Fine-tuning
Pre-train for knowledge. Fine-tune for behaviour.
Fine-tuning
Pre-training produces a model that completes text. Fine-tuning shapes it into a model that follows instructions, stays in role, and produces the kind of responses that humans find helpful. The two stages are distinct and both matter.
Analogy
Think of hiring a new receptionist. You do not teach them the English language — they arrive fluent, having absorbed it over a lifetime. What you actually train is the job: how to answer the phone, whose call goes where, what counts as a polite escalation, how to handle the rude customer. The general knowledge was pre-trained by growing up; the behaviour on the job is fine-tuned in their first two weeks with your specific scripts and corrections.
The three-stage pipeline
Stage 1: Pre-training
Train on a massive, diverse corpus — Common Crawl, books, code, scientific papers. The model learns language, facts, reasoning patterns, and world knowledge. This is compute-expensive and rarely done outside of large labs.
Stage 2: Supervised Fine-tuning (SFT)
Show the pre-trained model thousands to millions of (prompt, ideal response) pairs written or curated by humans. Train with next-token prediction on the response given the prompt. The model learns to format answers, follow instructions, and adopt a tone.
SFT is inexpensive relative to pre-training. It shifts the model from "text completer" to "instruction follower" — but it can only teach what is in the demonstration data.
Stage 3: Reinforcement Learning from Human Feedback (RLHF)
Collect human preferences: show two model responses to the same prompt, ask a human which is better. Train a reward model on these comparisons — a classifier that predicts which response a human would prefer.

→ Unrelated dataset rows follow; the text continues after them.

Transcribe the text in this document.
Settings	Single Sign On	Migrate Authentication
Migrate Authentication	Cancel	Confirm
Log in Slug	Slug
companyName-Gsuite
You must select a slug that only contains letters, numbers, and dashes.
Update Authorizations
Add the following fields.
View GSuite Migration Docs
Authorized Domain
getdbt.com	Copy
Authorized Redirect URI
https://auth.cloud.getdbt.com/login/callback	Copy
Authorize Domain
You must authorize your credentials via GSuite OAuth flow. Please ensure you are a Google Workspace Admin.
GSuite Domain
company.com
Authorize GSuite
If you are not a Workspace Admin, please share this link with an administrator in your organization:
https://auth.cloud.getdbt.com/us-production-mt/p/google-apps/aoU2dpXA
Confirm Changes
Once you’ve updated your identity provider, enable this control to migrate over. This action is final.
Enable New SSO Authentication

Then use the reward model as a signal to further tune the language model with reinforcement learning (PPO or similar), nudging responses toward higher predicted preference. The language model optimizes for human approval rather than pure next-token accuracy.
Why RLHF matters
SFT teaches the model to imitate demonstrations. RLHF teaches it to optimize for a target quality signal. The difference is large:
- SFT on "explain quantum entanglement" produces whatever the demonstrator wrote.

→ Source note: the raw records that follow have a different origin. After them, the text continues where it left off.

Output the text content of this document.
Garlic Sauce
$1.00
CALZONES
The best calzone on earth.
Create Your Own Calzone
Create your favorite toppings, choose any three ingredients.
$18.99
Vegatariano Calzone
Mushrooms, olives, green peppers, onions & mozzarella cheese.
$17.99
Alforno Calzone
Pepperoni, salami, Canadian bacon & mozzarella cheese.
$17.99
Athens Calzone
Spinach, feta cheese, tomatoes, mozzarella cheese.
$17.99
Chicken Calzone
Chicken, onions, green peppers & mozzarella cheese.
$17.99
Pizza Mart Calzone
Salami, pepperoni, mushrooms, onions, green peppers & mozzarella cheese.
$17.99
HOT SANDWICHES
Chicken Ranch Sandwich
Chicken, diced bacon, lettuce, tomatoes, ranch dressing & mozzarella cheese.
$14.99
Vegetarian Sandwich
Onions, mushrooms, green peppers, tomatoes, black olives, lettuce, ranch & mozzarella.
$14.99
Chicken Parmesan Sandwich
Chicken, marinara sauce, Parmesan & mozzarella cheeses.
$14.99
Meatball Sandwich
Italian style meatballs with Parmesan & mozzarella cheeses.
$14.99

- RLHF on "explain quantum entanglement" produces responses that a human rater would rank as clear, accurate, and helpful — even for phrasings and topics not in the demonstration data.
Reward hacking
The reward model is an approximation. Given enough RL pressure, the language model finds ways to produce outputs that score highly on the reward model without actually being good — verbose flattery, sycophancy, confident confabulation. Mitigating this requires:
- KL penalty: penalize the RL policy for diverging too far from the SFT policy
- Regular reward model updates from fresh preference data
- Careful reward model design and evaluation
Parameter-efficient fine-tuning (LoRA)
Full fine-tuning updates every parameter. For a 70B-parameter model, that requires enormous GPU memory and compute. LoRA (Low-Rank Adaptation) adds small trainable matrices alongside frozen pre-trained weights:
W_new = W_pretrained + B × A
B and A are low-rank matrices. If the hidden dimension is 4096 and the LoRA rank is 16, A is [4096, 16] and B is [16, 4096] — 131K parameters instead of 16.7M. Only these small matrices are trained. At inference, B × A is absorbed into the weight.
LoRA typically uses 0.1–1% of full fine-tuning parameters with comparable results.
DPO (Direct Preference Optimization)
DPO bypasses the explicit reward model. It directly fine-tunes the language model on preference pairs (chosen, rejected response) using a closed-form objective derived from the RLHF formulation. Simpler to implement, more stable to train, increasingly common.
What fine-tuning does and doesn't do
Fine-tuning adjusts the model's behaviour, tone, and instruction-following. It does not add knowledge that wasn't in pre-training. A model fine-tuned on customer support transcripts will be better at support formatting and tone — but it cannot reliably learn new factual information from those transcripts. Use retrieval (RAG) to add knowledge, not fine-tuning.